Los dos navíos pasaron más de un mes en el Atlántico, con su cargamento y sus planchas de cobre. En todo ese tiempo, John Franklin celebró doce servicios religiosos, y, aunque la tripulación notó que sus sermones no se basaban en los libros señalados para la ocasión, se sentía plenamente satisfecha. El maestre de velas decía:

—Nuestro Franklin es un obispo disfrazado de capitán, y eso le hace todavía más santo.

A finales de junio, en la bahía de Baffin, avistaron un ballenero llamado Enterprise. El piloto subió a bordo a hablar con Franklin. El hielo estaba este año más duro que el pasado.

—Confío en que podamos pasarlo bien —dijo Franklin en tono grave—. Y la tripulación confía en mí.

El ballenero era un tipo cargado de lógica:

—¿Y si muere usted, sir?

John se asomó por las caperolas y miró al agua:

—Pues entonces, confío en la tripulación. Lo que de mí quede no tiene por qué ser sólo mi persona.

Era una frase de uno de aquellos sermones suyos tan extraños.
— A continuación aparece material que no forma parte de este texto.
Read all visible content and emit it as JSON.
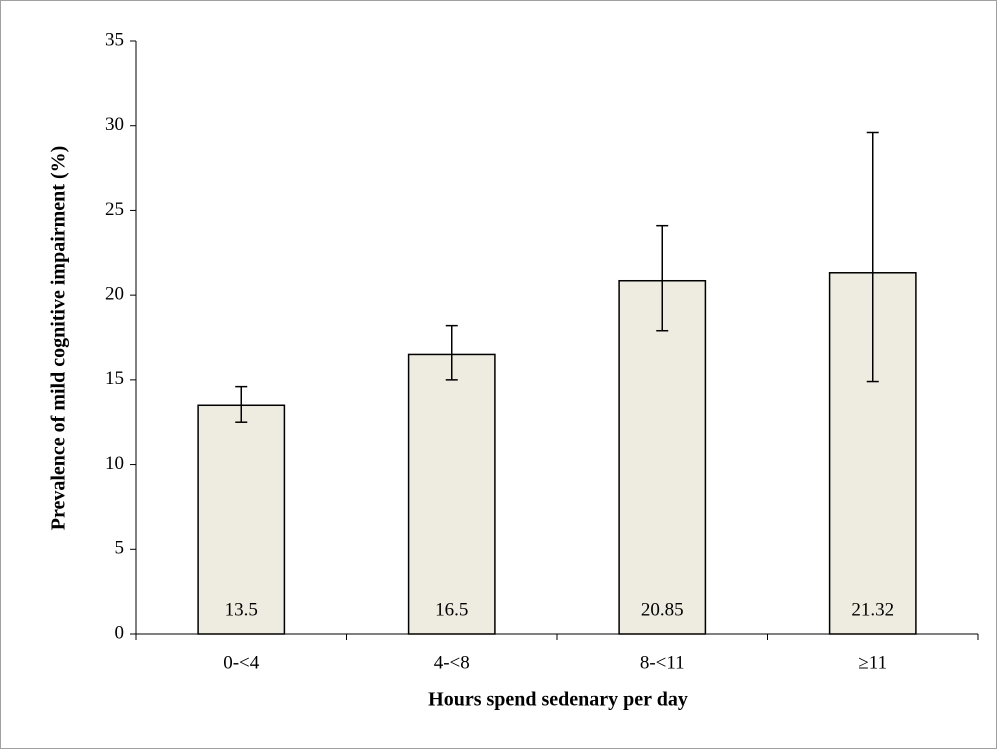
{
  "chart_data": {
    "type": "bar",
    "x_label": "Hours spend sedenary per day",
    "y_label": "Prevalence of mild cognitive impairment (%)",
    "categories": [
      "0-<4",
      "4-<8",
      "8-<11",
      "≥11"
    ],
    "values": [
      13.5,
      16.5,
      20.85,
      21.32
    ],
    "lower": [
      12.5,
      15.0,
      17.9,
      14.9
    ],
    "upper": [
      14.6,
      18.2,
      24.1,
      29.6
    ],
    "color": "#eeebe0",
    "ylim": [
      0,
      35
    ],
    "yticks": [
      0,
      5,
      10,
      15,
      20,
      25,
      30,
      35
    ]
  }
}
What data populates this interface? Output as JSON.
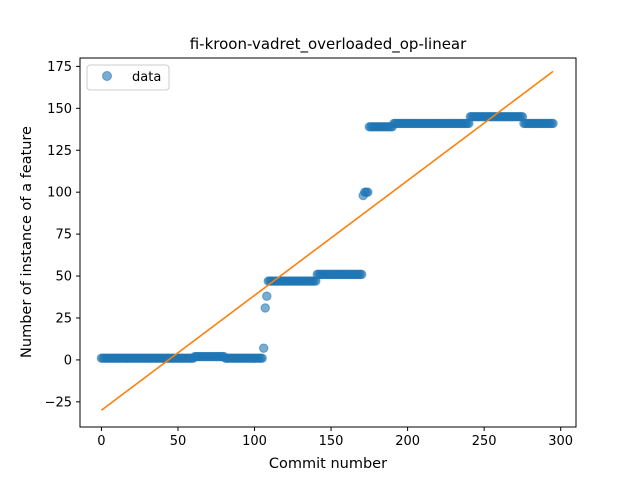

Como llevaban viento favorable, no tardaron en separarse. La Enterprise se puso luego a la capa, pues habían avistado una ballena. Antes de que los perdieran de vista, empezó a nevar.

Aquellas fuertes naves, provistas de todo lo necesario; aquellos marineros tan ágiles, junto con sus respetables oficiales, todos sin miedo y llenos de buen humor, al mando de un viejo caballero paciente e imperturbable: aquella imagen de la expedición quedó detenida en los ojos del mundo.